Schrenk prided himself on his ability to survive the most gruelling interrogation by the use of practised and convincing disinformation; he had three or four different scenarios worked out and he rehearsed them every day of his life, in series. We know that. We had him tested at Norfolk, a year ago, and even hypnosis couldn't break him down, because he'd used autohypnosis himself, to move his scenarios down into the subconscious. That is the kind of man he is.' The heavy lids were lowered for a moment. 'But Norfolk isn't Lubyanka. We do not know, you see, how bad the position is, because we don't know how much he gave away.'

He withdrew into himself again, staring at nothing, or maybe at Schrenk's insubstantial image, lost somewhere in the wastes of Soviet Russia. The sleet outside was turning to water on the window, and the light from the tall gooseneck lamps threw its translucent delineations against his face, so that his skin crept with rivulets.

'What has he got,' I asked him, 'to give away?'

'I'm sorry?' He swung to look at me.

'You said you don't know how much he gave away. You mean something specific?'

His sharp teeth bit at the air again. 'Yes. The Leningrad cell.'

Mother of God.

This was why Norton had been showing his nerves today, and why Tilson had looked scared behind the eyes.

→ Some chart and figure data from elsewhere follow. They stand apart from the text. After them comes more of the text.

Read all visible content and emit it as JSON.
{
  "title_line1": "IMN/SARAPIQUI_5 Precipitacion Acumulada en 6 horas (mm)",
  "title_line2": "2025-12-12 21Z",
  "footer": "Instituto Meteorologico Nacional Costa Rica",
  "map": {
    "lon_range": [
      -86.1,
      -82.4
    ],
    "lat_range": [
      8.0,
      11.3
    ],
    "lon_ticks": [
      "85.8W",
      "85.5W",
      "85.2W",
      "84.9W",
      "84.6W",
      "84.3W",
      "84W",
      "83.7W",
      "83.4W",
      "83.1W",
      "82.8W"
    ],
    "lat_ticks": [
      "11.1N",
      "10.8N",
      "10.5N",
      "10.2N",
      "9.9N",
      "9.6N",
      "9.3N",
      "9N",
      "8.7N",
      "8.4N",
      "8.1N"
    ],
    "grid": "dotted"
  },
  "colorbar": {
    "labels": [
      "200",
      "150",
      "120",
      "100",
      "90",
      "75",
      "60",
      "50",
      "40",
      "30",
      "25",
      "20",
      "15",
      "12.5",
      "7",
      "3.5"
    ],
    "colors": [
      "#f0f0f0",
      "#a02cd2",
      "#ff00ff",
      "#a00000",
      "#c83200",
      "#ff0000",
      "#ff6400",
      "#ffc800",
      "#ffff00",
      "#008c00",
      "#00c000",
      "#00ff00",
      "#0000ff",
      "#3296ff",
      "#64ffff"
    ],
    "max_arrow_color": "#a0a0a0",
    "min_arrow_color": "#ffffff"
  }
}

The Leningrad cell had taken eleven years to build up, and once established and running it had given us the Sholokof Project and the submarine dispersal pattern and the tactical analysis for the buried-weapons system for transmission to NATO and the CIA, plus satellite scanning, plus laser progress in the military-application laboratories, plus the whole of the missile-testing programme including the ultra-classified global-range ICBMs from X-9 to the city-heat guidance Marathon 1000. That was the Leningrad cell.